В сенях пахло антоновкой, сухими травами. В углу, как всегда, сколько себя помнил, примостилась кадушка с водой. На гвоздике висел ковшик. Он снял ковш с гвоздя. Проломил тонкую корку льда, подернувшую воду. Пил долго. Взахлеб. До ломоты в зубах. Потом повесил ковш на место. Провел рукой по гладко оструганному косяку двери. По лавке, на которой стояла кадушка.
Когда Санька вошел в комнату, все уже собрались за поминальным столом. Особняком, в центре, сидел, нахохлившись, Антон Петрович, а обок с ним обмякшая, распухшая от слез Олимпиада Матвеевна и чопорная поджавшая губы Ирина. Лиля в несуразном цветастом, тесноватом в груди платье, с черной газовой косынкой на голове, то и дело вскакивала: «Кушайте, кушайте. Вот холодчик. Вот салатик». Она улыбалась какой-то слепой, бессмысленной улыбкой. Косынка поминутно соскальзывала ей на плечи. Увидела племянника, кинулась было ему навстречу: «Саньчик! Куда ты запропал?» «Погоди! – резко остановила ее Ирина. Холодно, надменно начала выговаривать сыну: – Александр, – она произнесла это слово с тем носовым фальшивым звуком, от которого его всегда передергивало и хотелось грубить, – неужели для тебя не существует законов вежливости?» Как в детстве, он весь напрягся от раздражения, но сдержался. Бросил на мать насмешливый взгляд, язвительно отметив про себя и черную кружевную блузку, и антрацитно блестящие агатовые бусы. «Все согласно этикету – по близким родственникам полагается надевать глубокий траур». Он окинул взглядом застолье. На отшибе, кое-как умостившись на краю доски, положенной на табуретки, сидел отец. Ворот белой несвежей рубахи был распахнут. Мятый галстук приспущен и сбит на сторону. Илья Ильич улыбался сыну жалкой, дрожащей улыбкой. Дикая, щемящая тоска навалилась на Саньку.

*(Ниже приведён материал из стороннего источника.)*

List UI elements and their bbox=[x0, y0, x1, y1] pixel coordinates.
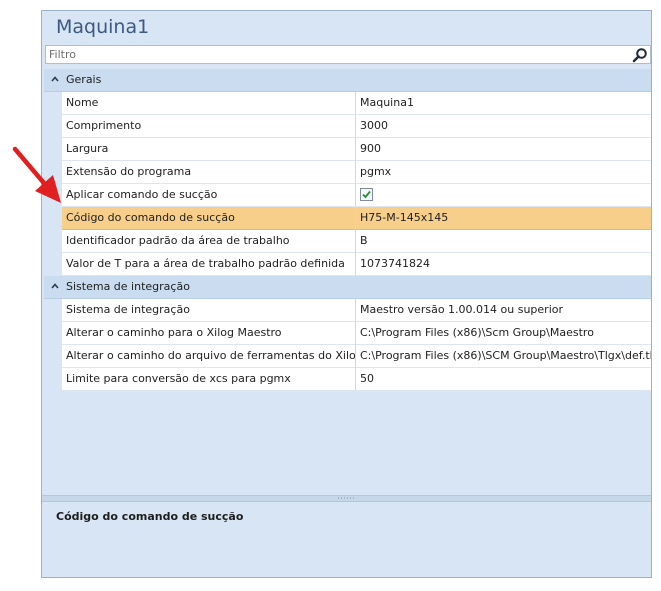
description-title: Código do comando de sucção bbox=[56, 510, 244, 523]
property-name: Largura bbox=[62, 138, 356, 161]
property-row-sistema-integracao[interactable]: Sistema de integração Maestro versão 1.0… bbox=[44, 299, 651, 322]
property-value[interactable]: Maquina1 bbox=[356, 92, 651, 115]
property-value[interactable]: 50 bbox=[356, 368, 651, 391]
checkmark-icon bbox=[362, 190, 371, 199]
property-name: Valor de T para a área de trabalho padrã… bbox=[62, 253, 356, 276]
property-name: Nome bbox=[62, 92, 356, 115]
property-row-aplicar-succao[interactable]: Aplicar comando de sucção bbox=[44, 184, 651, 207]
property-value[interactable]: pgmx bbox=[356, 161, 651, 184]
description-pane: Código do comando de sucção bbox=[42, 502, 651, 577]
property-value[interactable]: 3000 bbox=[356, 115, 651, 138]
property-name: Alterar o caminho para o Xilog Maestro bbox=[62, 322, 356, 345]
property-name: Código do comando de sucção bbox=[62, 207, 356, 230]
property-name: Alterar o caminho do arquivo de ferramen… bbox=[62, 345, 356, 368]
search-icon[interactable] bbox=[632, 47, 648, 63]
category-label: Gerais bbox=[66, 73, 102, 86]
red-arrow-icon bbox=[12, 146, 61, 203]
property-value[interactable]: H75-M-145x145 bbox=[356, 207, 651, 230]
description-splitter[interactable] bbox=[42, 495, 651, 502]
property-name: Sistema de integração bbox=[62, 299, 356, 322]
property-value[interactable]: B bbox=[356, 230, 651, 253]
property-value[interactable]: 900 bbox=[356, 138, 651, 161]
property-panel: Maquina1 Filtro Gerais Nome Maquina1 Com… bbox=[41, 10, 652, 578]
property-value[interactable]: Maestro versão 1.00.014 ou superior bbox=[356, 299, 651, 322]
property-name: Comprimento bbox=[62, 115, 356, 138]
suction-checkbox[interactable] bbox=[360, 188, 373, 201]
property-row-caminho-maestro[interactable]: Alterar o caminho para o Xilog Maestro C… bbox=[44, 322, 651, 345]
category-gerais[interactable]: Gerais bbox=[44, 69, 651, 92]
property-value[interactable]: C:\Program Files (x86)\Scm Group\Maestro bbox=[356, 322, 651, 345]
property-row-extensao[interactable]: Extensão do programa pgmx bbox=[44, 161, 651, 184]
property-name: Limite para conversão de xcs para pgmx bbox=[62, 368, 356, 391]
filter-input[interactable]: Filtro bbox=[45, 45, 651, 64]
category-label: Sistema de integração bbox=[66, 280, 190, 293]
property-row-identificador-area[interactable]: Identificador padrão da área de trabalho… bbox=[44, 230, 651, 253]
property-row-largura[interactable]: Largura 900 bbox=[44, 138, 651, 161]
property-name: Aplicar comando de sucção bbox=[62, 184, 356, 207]
property-name: Extensão do programa bbox=[62, 161, 356, 184]
property-name: Identificador padrão da área de trabalho bbox=[62, 230, 356, 253]
property-value[interactable]: 1073741824 bbox=[356, 253, 651, 276]
property-value[interactable] bbox=[356, 184, 651, 207]
property-row-caminho-ferramentas[interactable]: Alterar o caminho do arquivo de ferramen… bbox=[44, 345, 651, 368]
property-row-nome[interactable]: Nome Maquina1 bbox=[44, 92, 651, 115]
chevron-up-icon[interactable] bbox=[50, 73, 60, 85]
chevron-up-icon[interactable] bbox=[50, 280, 60, 292]
property-row-limite-conversao[interactable]: Limite para conversão de xcs para pgmx 5… bbox=[44, 368, 651, 391]
grip-icon[interactable] bbox=[337, 497, 355, 499]
category-sistema-integracao[interactable]: Sistema de integração bbox=[44, 276, 651, 299]
filter-placeholder: Filtro bbox=[49, 48, 76, 61]
property-row-codigo-succao[interactable]: Código do comando de sucção H75-M-145x14… bbox=[44, 207, 651, 230]
property-grid: Gerais Nome Maquina1 Comprimento 3000 La… bbox=[44, 69, 651, 391]
property-value[interactable]: C:\Program Files (x86)\SCM Group\Maestro… bbox=[356, 345, 651, 368]
panel-title: Maquina1 bbox=[56, 16, 150, 38]
property-row-valor-t[interactable]: Valor de T para a área de trabalho padrã… bbox=[44, 253, 651, 276]
property-row-comprimento[interactable]: Comprimento 3000 bbox=[44, 115, 651, 138]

– Ай да нальем мы чарку всклень, вскленехонько. Чарку горькую, поминальную, – внезапно пропел старушечий дребезжащий голос.
В доме повисла тишина. Старуха медленно, словно священнодействуя, поставила на грубую фаянсовую тарелку граненый стаканчик.
– Ай да два века никому не прожить, а два раза молоду никому не быть, – поплыл над поминальным столом тоскливый скорбный речитатив.
– Ай да куда от нас матеря спешат? Ай да каку дорожку для нас, деток, торят?
И точно не стало в этих стенах ни старых, ни молодых. Ни великих, ни малых. Ни удачливых, ни обездоленных судьбой. Здесь собрались осиротевшие человечьи дети. А в глазах у них была только боль. Ни суеты, ни ненависти, ни злобы. Только общая одна на всех боль.